Sustainable agriculture and efficient energy consumption are key factors in limiting global warming

Limiting global warming to 1.5 degrees Celsius will require “unprecedented changes” at social and global levels, warns the new report presented on Sunday by the Intergovernmental Panel on Climate Change (IPCC) informs the “Agência Brasil”.

 

The text says that limiting “global warming to 1.5 ° C”, a barrier that must be overcome between 2030 and 2052 at this rate, “would require rapid, far-reaching and unprecedented changes in all aspects of society,” since the consumption of energy to urban and terrestrial planning and many cuts in the emission of polluting gases.

 

The report, presented in the South Korean city of Incheon, looks at ways to limit warming by as much as 1.5, instead of 2 degrees, as set out in the Paris Climate Agreement, and warns that the effects on ecosystems and life on the planet will be much less catastrophic if it is possible to leave this more ambitious barrier.

 

Emissions of pollutants of human origin have already raised the average temperature around 1 degree before the Industrial Revolution in the nineteenth century, and have transformed life on the planet, recalled the chairman of the IPCC, Hoesung Lee, in the presentation of the report. “Keeping global warming below 1.5 degrees, instead of 2, will be very difficult, but it’s not impossible,” Lee added.

 

Keeping warming below the 1.5-degree limit would prevent further extinction of species and, for example, total destruction of corals, which are basic to the marine ecosystem.

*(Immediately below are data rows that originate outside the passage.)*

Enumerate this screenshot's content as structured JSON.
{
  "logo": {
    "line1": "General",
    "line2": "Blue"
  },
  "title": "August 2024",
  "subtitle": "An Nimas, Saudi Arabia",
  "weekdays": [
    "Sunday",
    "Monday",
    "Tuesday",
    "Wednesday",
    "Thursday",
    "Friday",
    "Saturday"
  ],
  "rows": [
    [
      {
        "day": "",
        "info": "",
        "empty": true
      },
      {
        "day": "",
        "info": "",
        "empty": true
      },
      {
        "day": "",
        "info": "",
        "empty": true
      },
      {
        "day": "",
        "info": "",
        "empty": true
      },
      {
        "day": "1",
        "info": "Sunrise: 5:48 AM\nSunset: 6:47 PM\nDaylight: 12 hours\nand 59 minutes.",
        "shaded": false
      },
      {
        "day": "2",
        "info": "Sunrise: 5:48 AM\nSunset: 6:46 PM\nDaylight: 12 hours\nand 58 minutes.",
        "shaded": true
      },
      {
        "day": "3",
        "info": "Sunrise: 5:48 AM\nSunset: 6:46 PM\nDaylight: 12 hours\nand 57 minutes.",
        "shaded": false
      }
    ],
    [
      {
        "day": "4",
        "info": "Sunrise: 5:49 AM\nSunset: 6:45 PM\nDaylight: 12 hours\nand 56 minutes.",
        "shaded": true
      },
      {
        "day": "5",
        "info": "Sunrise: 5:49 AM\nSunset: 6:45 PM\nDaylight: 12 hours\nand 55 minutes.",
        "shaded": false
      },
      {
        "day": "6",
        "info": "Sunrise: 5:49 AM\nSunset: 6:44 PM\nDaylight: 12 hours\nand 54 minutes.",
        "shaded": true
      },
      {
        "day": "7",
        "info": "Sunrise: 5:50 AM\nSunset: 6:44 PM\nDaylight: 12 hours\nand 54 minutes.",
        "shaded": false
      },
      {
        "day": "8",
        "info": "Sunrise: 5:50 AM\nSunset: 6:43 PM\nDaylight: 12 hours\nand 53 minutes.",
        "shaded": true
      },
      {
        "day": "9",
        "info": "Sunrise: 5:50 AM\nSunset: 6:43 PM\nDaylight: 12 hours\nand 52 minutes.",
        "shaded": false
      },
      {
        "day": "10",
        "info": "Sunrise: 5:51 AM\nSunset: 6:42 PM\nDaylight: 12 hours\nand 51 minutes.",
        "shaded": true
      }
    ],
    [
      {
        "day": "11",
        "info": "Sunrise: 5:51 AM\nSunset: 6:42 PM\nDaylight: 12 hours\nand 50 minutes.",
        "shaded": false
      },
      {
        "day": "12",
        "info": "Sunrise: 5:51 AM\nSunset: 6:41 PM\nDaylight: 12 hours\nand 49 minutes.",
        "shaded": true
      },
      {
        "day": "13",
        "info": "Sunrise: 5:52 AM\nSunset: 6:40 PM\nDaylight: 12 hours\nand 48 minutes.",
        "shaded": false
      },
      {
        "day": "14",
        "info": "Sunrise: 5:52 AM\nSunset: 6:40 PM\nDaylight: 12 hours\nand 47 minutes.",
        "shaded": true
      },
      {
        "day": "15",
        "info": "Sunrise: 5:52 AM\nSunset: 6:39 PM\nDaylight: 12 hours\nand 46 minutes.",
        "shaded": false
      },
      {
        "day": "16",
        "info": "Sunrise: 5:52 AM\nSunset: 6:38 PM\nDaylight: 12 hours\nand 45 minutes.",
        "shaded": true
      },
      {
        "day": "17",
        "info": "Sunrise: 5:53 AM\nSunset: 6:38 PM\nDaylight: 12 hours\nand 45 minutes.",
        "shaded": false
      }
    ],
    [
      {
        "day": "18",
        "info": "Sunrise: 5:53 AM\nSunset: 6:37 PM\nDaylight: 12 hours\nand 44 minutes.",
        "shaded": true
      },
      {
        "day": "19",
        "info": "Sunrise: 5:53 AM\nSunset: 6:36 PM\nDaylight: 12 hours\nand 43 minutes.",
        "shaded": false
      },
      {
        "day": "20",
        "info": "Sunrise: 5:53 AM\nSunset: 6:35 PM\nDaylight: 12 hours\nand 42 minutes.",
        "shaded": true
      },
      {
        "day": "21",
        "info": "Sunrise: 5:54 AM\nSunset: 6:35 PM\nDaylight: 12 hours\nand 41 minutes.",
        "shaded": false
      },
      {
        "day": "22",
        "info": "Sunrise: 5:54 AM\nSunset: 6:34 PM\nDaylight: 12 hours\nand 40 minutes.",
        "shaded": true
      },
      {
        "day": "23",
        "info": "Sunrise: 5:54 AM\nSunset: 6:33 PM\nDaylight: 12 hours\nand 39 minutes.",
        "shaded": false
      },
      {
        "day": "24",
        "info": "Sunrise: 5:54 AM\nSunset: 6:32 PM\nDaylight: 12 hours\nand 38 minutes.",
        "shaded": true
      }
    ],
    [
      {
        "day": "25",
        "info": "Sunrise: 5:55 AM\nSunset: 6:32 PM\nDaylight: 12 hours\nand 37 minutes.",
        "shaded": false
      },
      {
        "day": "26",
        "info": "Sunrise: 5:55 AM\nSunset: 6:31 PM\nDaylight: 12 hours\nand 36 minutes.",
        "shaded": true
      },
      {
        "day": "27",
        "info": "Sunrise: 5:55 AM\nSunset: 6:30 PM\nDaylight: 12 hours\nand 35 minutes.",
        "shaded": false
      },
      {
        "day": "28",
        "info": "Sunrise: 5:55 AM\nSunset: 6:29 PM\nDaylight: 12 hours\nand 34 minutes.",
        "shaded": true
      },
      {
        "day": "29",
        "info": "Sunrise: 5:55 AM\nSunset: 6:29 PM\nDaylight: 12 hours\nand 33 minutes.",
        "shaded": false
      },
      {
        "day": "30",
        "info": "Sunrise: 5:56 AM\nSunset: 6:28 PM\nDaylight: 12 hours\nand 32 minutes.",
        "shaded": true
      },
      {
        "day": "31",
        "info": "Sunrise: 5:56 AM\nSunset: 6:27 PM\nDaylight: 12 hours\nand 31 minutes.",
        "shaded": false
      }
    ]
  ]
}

It would also reduce sea level rise by 10 centimeters by 2100, saving coastal and coastal areas, according to the report.

 

Exceeding the 1.5-degree limit would result in greater increases in extreme heat, heavy rains and the likelihood of droughts, which will have a direct effect on food production, especially in sensitive regions such as the Mediterranean and Latin America.

 

It will also affect health, water supply and economic growth, with negative impact, especially for the poorest and most vulnerable populations, says the text, which has 6,000 scientific references and was signed by 91 experts from 40 countries.

 

To avoid overcoming this barrier, the report says that more efficient energy consumption, more sustainable and less extensive agriculture, and more land for the cultivation of energy resources are needed.

It will also be necessary to multiply by five the current investment in the technological sector to be able to make transport, buildings and industries emit much less pollutants. The report will be used as the basis for discussions at the 24th Climate Summit (COP24), to be held in Katowice, Poland, in December.

This text was translated by machine from Brazilian Portuguese.